Leva importantissima, inoltre, della ripulsa nei confronti di una non meglio identificata “sinistra” è l’affabilità contrapposta allo snobismo, il linguaggio amicale contro il detestabile e altezzoso modo enunciativo dell’intellighenzia comunista. Il soggetto livellatore del gap invece parla come mangia, scherza, sfotte, ride, è il primo a dare la mano e a sorridere, sembra buono, sembra generoso, sembra vicino e tangibile.

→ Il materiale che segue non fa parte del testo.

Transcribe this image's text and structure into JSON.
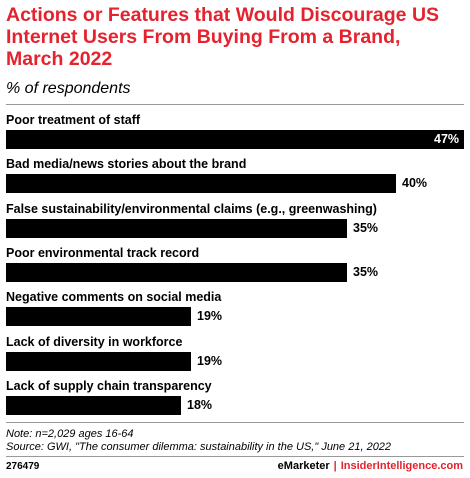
{
  "header": {
    "title": "Actions or Features that Would Discourage US Internet Users From Buying From a Brand, March 2022",
    "subtitle": "% of respondents"
  },
  "chart_data": {
    "type": "bar",
    "orientation": "horizontal",
    "title": "Actions or Features that Would Discourage US Internet Users From Buying From a Brand, March 2022",
    "subtitle": "% of respondents",
    "categories": [
      "Poor treatment of staff",
      "Bad media/news stories about the brand",
      "False sustainability/environmental claims (e.g., greenwashing)",
      "Poor environmental track record",
      "Negative comments on social media",
      "Lack of diversity in workforce",
      "Lack of supply chain transparency"
    ],
    "values": [
      47,
      40,
      35,
      35,
      19,
      19,
      18
    ],
    "value_labels": [
      "47%",
      "40%",
      "35%",
      "35%",
      "19%",
      "19%",
      "18%"
    ],
    "xlim": [
      0,
      47
    ],
    "grid": false,
    "bar_color": "#000000"
  },
  "notes": {
    "note": "Note: n=2,029 ages 16-64",
    "source": "Source: GWI, \"The consumer dilemma: sustainability in the US,\" June 21, 2022"
  },
  "footer": {
    "chart_id": "276479",
    "brand_emarketer": "eMarketer",
    "brand_separator": "|",
    "brand_insider": "InsiderIntelligence.com"
  },
  "colors": {
    "accent": "#e4232e",
    "bar": "#000000",
    "rule": "#999999"
  }
}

L’enorme potere di costruzione della realtà da parte dei media può “sostituire alla verità una realtà mediata dalla propria visione distorta e semplificata. E’ in tal senso che i media, e in particolare la Tv, coltivano – secondo Gerbner – rappresentazioni del mondo stereotipate, appiattite. L’individuo sarebbe così coltivato dalla televisione e tenderebbe ad assumere schemi di atteggiamento/comportamento dettati da essa. Ne consegue che l’individuo non soddisfa affatto il proprio bisogno originario (di interpretazione del reale), ma un bisogno di affabulazione (di sostituzione del reale con il verosimile)”. Un “effetto cumulativo di dipendenza”, che Geraldina Roberti, ritiene parta dalla riflessione sui media come agenti di socializzazione e, confidando sul fattore tempo, determini l’effetto condizionante.
La realtà oggettiva, senza possibili alterazioni, con la evidenziazione della propria intrinseca verità “viene indicata come il bias, ossia il trattamento equilibrato o meno dei differenti fronti di opinione su un argomento specifico” (8).

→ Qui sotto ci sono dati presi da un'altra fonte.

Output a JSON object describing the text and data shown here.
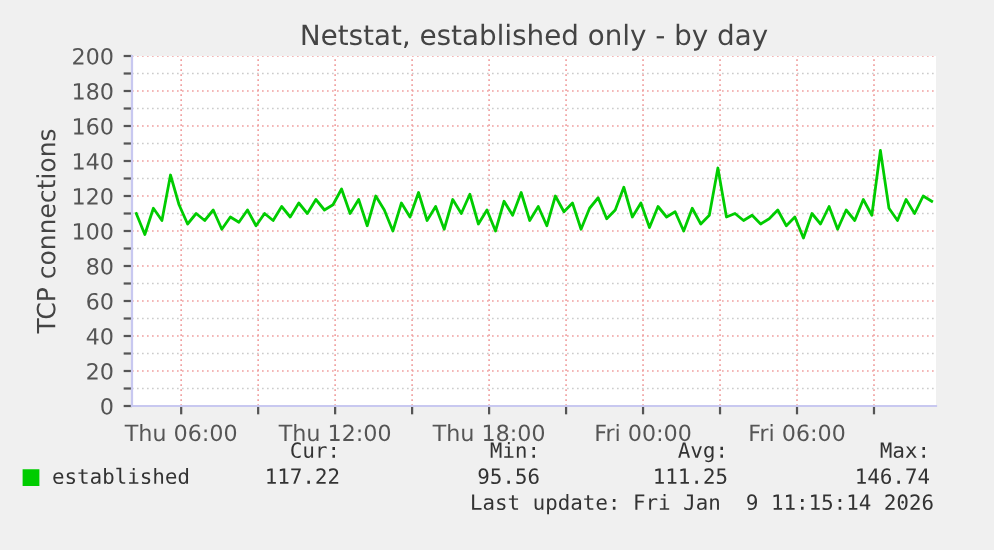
{
  "chart_data": {
    "type": "line",
    "title": "Netstat, established only - by day",
    "ylabel": "TCP connections",
    "x": [
      "2026-01-08T04:15",
      "2026-01-08T04:35",
      "2026-01-08T04:55",
      "2026-01-08T05:15",
      "2026-01-08T05:35",
      "2026-01-08T05:55",
      "2026-01-08T06:15",
      "2026-01-08T06:35",
      "2026-01-08T06:55",
      "2026-01-08T07:15",
      "2026-01-08T07:35",
      "2026-01-08T07:55",
      "2026-01-08T08:15",
      "2026-01-08T08:35",
      "2026-01-08T08:55",
      "2026-01-08T09:15",
      "2026-01-08T09:35",
      "2026-01-08T09:55",
      "2026-01-08T10:15",
      "2026-01-08T10:35",
      "2026-01-08T10:55",
      "2026-01-08T11:15",
      "2026-01-08T11:35",
      "2026-01-08T11:55",
      "2026-01-08T12:15",
      "2026-01-08T12:35",
      "2026-01-08T12:55",
      "2026-01-08T13:15",
      "2026-01-08T13:35",
      "2026-01-08T13:55",
      "2026-01-08T14:15",
      "2026-01-08T14:35",
      "2026-01-08T14:55",
      "2026-01-08T15:15",
      "2026-01-08T15:35",
      "2026-01-08T15:55",
      "2026-01-08T16:15",
      "2026-01-08T16:35",
      "2026-01-08T16:55",
      "2026-01-08T17:15",
      "2026-01-08T17:35",
      "2026-01-08T17:55",
      "2026-01-08T18:15",
      "2026-01-08T18:35",
      "2026-01-08T18:55",
      "2026-01-08T19:15",
      "2026-01-08T19:35",
      "2026-01-08T19:55",
      "2026-01-08T20:15",
      "2026-01-08T20:35",
      "2026-01-08T20:55",
      "2026-01-08T21:15",
      "2026-01-08T21:35",
      "2026-01-08T21:55",
      "2026-01-08T22:15",
      "2026-01-08T22:35",
      "2026-01-08T22:55",
      "2026-01-08T23:15",
      "2026-01-08T23:35",
      "2026-01-08T23:55",
      "2026-01-09T00:15",
      "2026-01-09T00:35",
      "2026-01-09T00:55",
      "2026-01-09T01:15",
      "2026-01-09T01:35",
      "2026-01-09T01:55",
      "2026-01-09T02:15",
      "2026-01-09T02:35",
      "2026-01-09T02:55",
      "2026-01-09T03:15",
      "2026-01-09T03:35",
      "2026-01-09T03:55",
      "2026-01-09T04:15",
      "2026-01-09T04:35",
      "2026-01-09T04:55",
      "2026-01-09T05:15",
      "2026-01-09T05:35",
      "2026-01-09T05:55",
      "2026-01-09T06:15",
      "2026-01-09T06:35",
      "2026-01-09T06:55",
      "2026-01-09T07:15",
      "2026-01-09T07:35",
      "2026-01-09T07:55",
      "2026-01-09T08:15",
      "2026-01-09T08:35",
      "2026-01-09T08:55",
      "2026-01-09T09:15",
      "2026-01-09T09:35",
      "2026-01-09T09:55",
      "2026-01-09T10:15",
      "2026-01-09T10:35",
      "2026-01-09T10:55",
      "2026-01-09T11:15"
    ],
    "series": [
      {
        "name": "established",
        "color": "#00cc00",
        "values": [
          110,
          98,
          113,
          106,
          132,
          115,
          104,
          110,
          106,
          112,
          101,
          108,
          105,
          112,
          103,
          110,
          106,
          114,
          108,
          116,
          110,
          118,
          112,
          115,
          124,
          110,
          118,
          103,
          120,
          112,
          100,
          116,
          108,
          122,
          106,
          114,
          101,
          118,
          110,
          121,
          104,
          112,
          100,
          117,
          109,
          122,
          106,
          114,
          103,
          120,
          111,
          116,
          101,
          113,
          119,
          107,
          112,
          125,
          108,
          116,
          102,
          114,
          108,
          111,
          100,
          113,
          104,
          109,
          136,
          108,
          110,
          106,
          109,
          104,
          107,
          112,
          103,
          108,
          96,
          110,
          104,
          114,
          101,
          112,
          106,
          118,
          109,
          146,
          113,
          106,
          118,
          110,
          120,
          117
        ]
      }
    ],
    "xlim": [
      "2026-01-08T04:05",
      "2026-01-09T11:25"
    ],
    "xticks": [
      {
        "value": "2026-01-08T06:00",
        "label": "Thu 06:00"
      },
      {
        "value": "2026-01-08T09:00",
        "label": null
      },
      {
        "value": "2026-01-08T12:00",
        "label": "Thu 12:00"
      },
      {
        "value": "2026-01-08T15:00",
        "label": null
      },
      {
        "value": "2026-01-08T18:00",
        "label": "Thu 18:00"
      },
      {
        "value": "2026-01-08T21:00",
        "label": null
      },
      {
        "value": "2026-01-09T00:00",
        "label": "Fri 00:00"
      },
      {
        "value": "2026-01-09T03:00",
        "label": null
      },
      {
        "value": "2026-01-09T06:00",
        "label": "Fri 06:00"
      },
      {
        "value": "2026-01-09T09:00",
        "label": null
      }
    ],
    "ylim": [
      0,
      200
    ],
    "yticks": [
      0,
      {
        "value": 10,
        "label": null
      },
      20,
      {
        "value": 30,
        "label": null
      },
      40,
      {
        "value": 50,
        "label": null
      },
      60,
      {
        "value": 70,
        "label": null
      },
      80,
      {
        "value": 90,
        "label": null
      },
      100,
      {
        "value": 110,
        "label": null
      },
      120,
      {
        "value": 130,
        "label": null
      },
      140,
      {
        "value": 150,
        "label": null
      },
      160,
      {
        "value": 170,
        "label": null
      },
      180,
      {
        "value": 190,
        "label": null
      },
      200
    ],
    "grid": true,
    "legend": "bottom left",
    "annotations": [
      "Cur:",
      "117.22",
      "Min:",
      "95.56",
      "Avg:",
      "111.25",
      "Max:",
      "146.74",
      "Last update: Fri Jan  9 11:15:14 2026"
    ]
  }
}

“Richard S. Salant, presidente della CBS News, disse in proposito: “I nostri giornalisti non fanno le notizie dal loro punto di vista: Le fanno da nessun punto di vista”(9). Tuttavia l’analisi di come il concetto di obiettività varia in relazione ai telegiornali ed alla natura soggettiva delle notizie, porta a considerare che il sommarsi di più versioni di uno stesso accadimento è uno strumento per soggettivarne la comprensione con il minor danno da condizionamento unilaterale.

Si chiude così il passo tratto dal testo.